# Snowballs



## Neeko13 (Jul 10, 2010)

Lol...lol....:grin2::grin2::grin2::grin2:
Neeko had the same snow balls!!!


----------



## Julie Timmons (Dec 16, 2016)

Neeko13 said:


> Lol...lol....:grin2::grin2::grin2::grin2:
> 
> Neeko had the same snow balls!!!
> 
> ...




Getting them out was fun! Not!! Took me a half hr and I had to use a hatchet to break up the big ones. And he did this twice today. 
But two weeks ago it was mud so this was easier on my floors. 

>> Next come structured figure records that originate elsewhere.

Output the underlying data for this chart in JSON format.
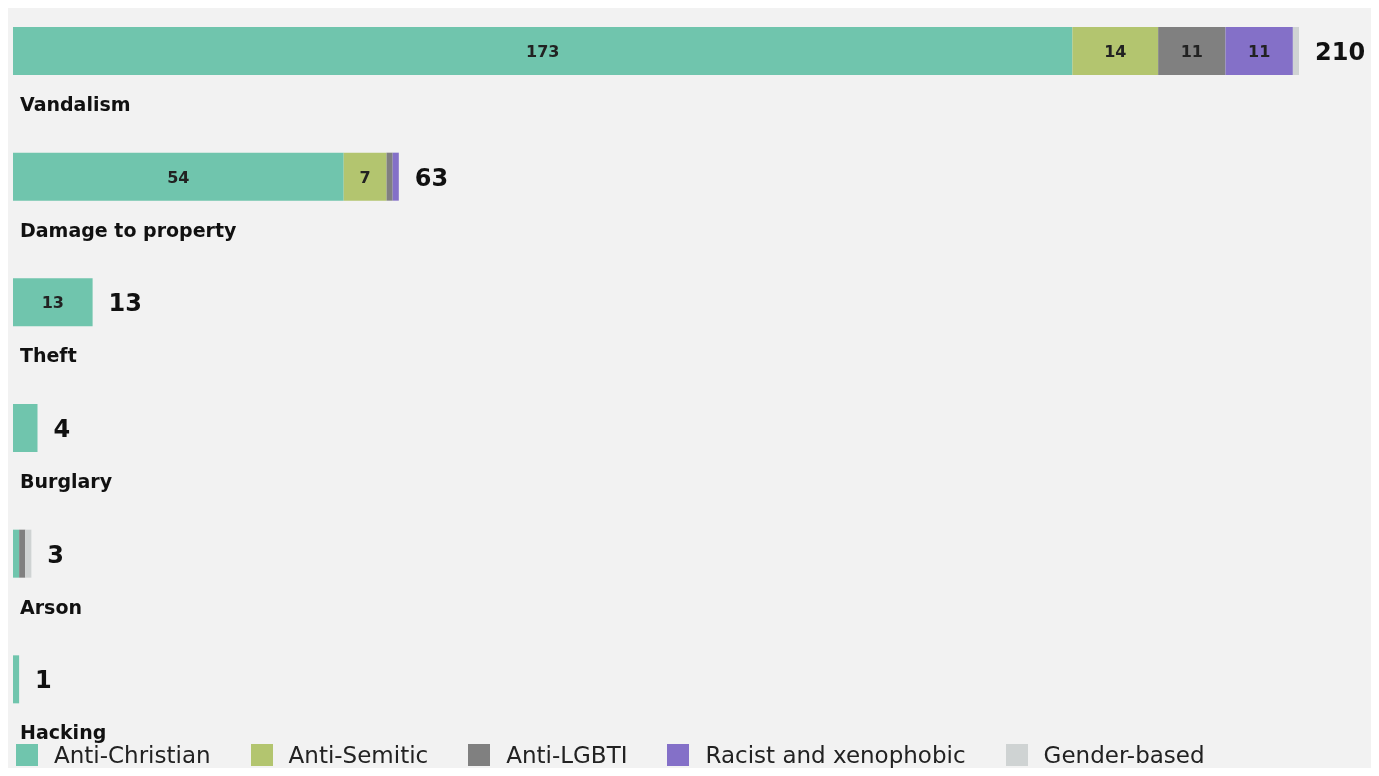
{
  "chart_data": {
    "type": "bar",
    "orientation": "horizontal",
    "stacked": true,
    "categories": [
      "Vandalism",
      "Damage to property",
      "Theft",
      "Burglary",
      "Arson",
      "Hacking"
    ],
    "series": [
      {
        "name": "Anti-Christian",
        "color": "#70c5ad",
        "values": [
          173,
          54,
          13,
          4,
          1,
          1
        ],
        "value_labels": [
          "173",
          "54",
          "13",
          null,
          null,
          null
        ]
      },
      {
        "name": "Anti-Semitic",
        "color": "#b3c56f",
        "values": [
          14,
          7,
          0,
          0,
          0,
          0
        ],
        "value_labels": [
          "14",
          "7",
          null,
          null,
          null,
          null
        ]
      },
      {
        "name": "Anti-LGBTI",
        "color": "#808080",
        "values": [
          11,
          1,
          0,
          0,
          1,
          0
        ],
        "value_labels": [
          "11",
          null,
          null,
          null,
          null,
          null
        ]
      },
      {
        "name": "Racist and xenophobic",
        "color": "#8470c8",
        "values": [
          11,
          1,
          0,
          0,
          0,
          0
        ],
        "value_labels": [
          "11",
          null,
          null,
          null,
          null,
          null
        ]
      },
      {
        "name": "Gender-based",
        "color": "#cfd3d3",
        "values": [
          1,
          0,
          0,
          0,
          1,
          0
        ],
        "value_labels": [
          null,
          null,
          null,
          null,
          null,
          null
        ]
      }
    ],
    "totals": [
      "210",
      "63",
      "13",
      "4",
      "3",
      "1"
    ],
    "legend": "bottom",
    "grid": false
  }
}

Sent from my iPad using Tapatalk


----------



## CAROLINA MOM (May 12, 2009)

Great snowballs, looks like the pups are enjoying the snow.


----------



## LynnC (Nov 14, 2015)

Luna didn’t stay still long enough to get any snowballs


----------



## Wendy427 (Apr 4, 2009)

I discovered, when I had Maxi, is if you dribble warm water on the snowballs, they’ll melt really quickly. . Just use lots of towels!


----------



## swishywagga (Nov 13, 2012)

Cute photos of your snow pups!.


----------



## jeanetter (Mar 5, 2018)

I love how much they love snow!


----------



## OscarsDad (Dec 20, 2017)

Julie Timmons said:


> We had a Nor’easter today in New England. Riley had a ton of fun making snowballs! [emoji38]


That looks very familiar!


----------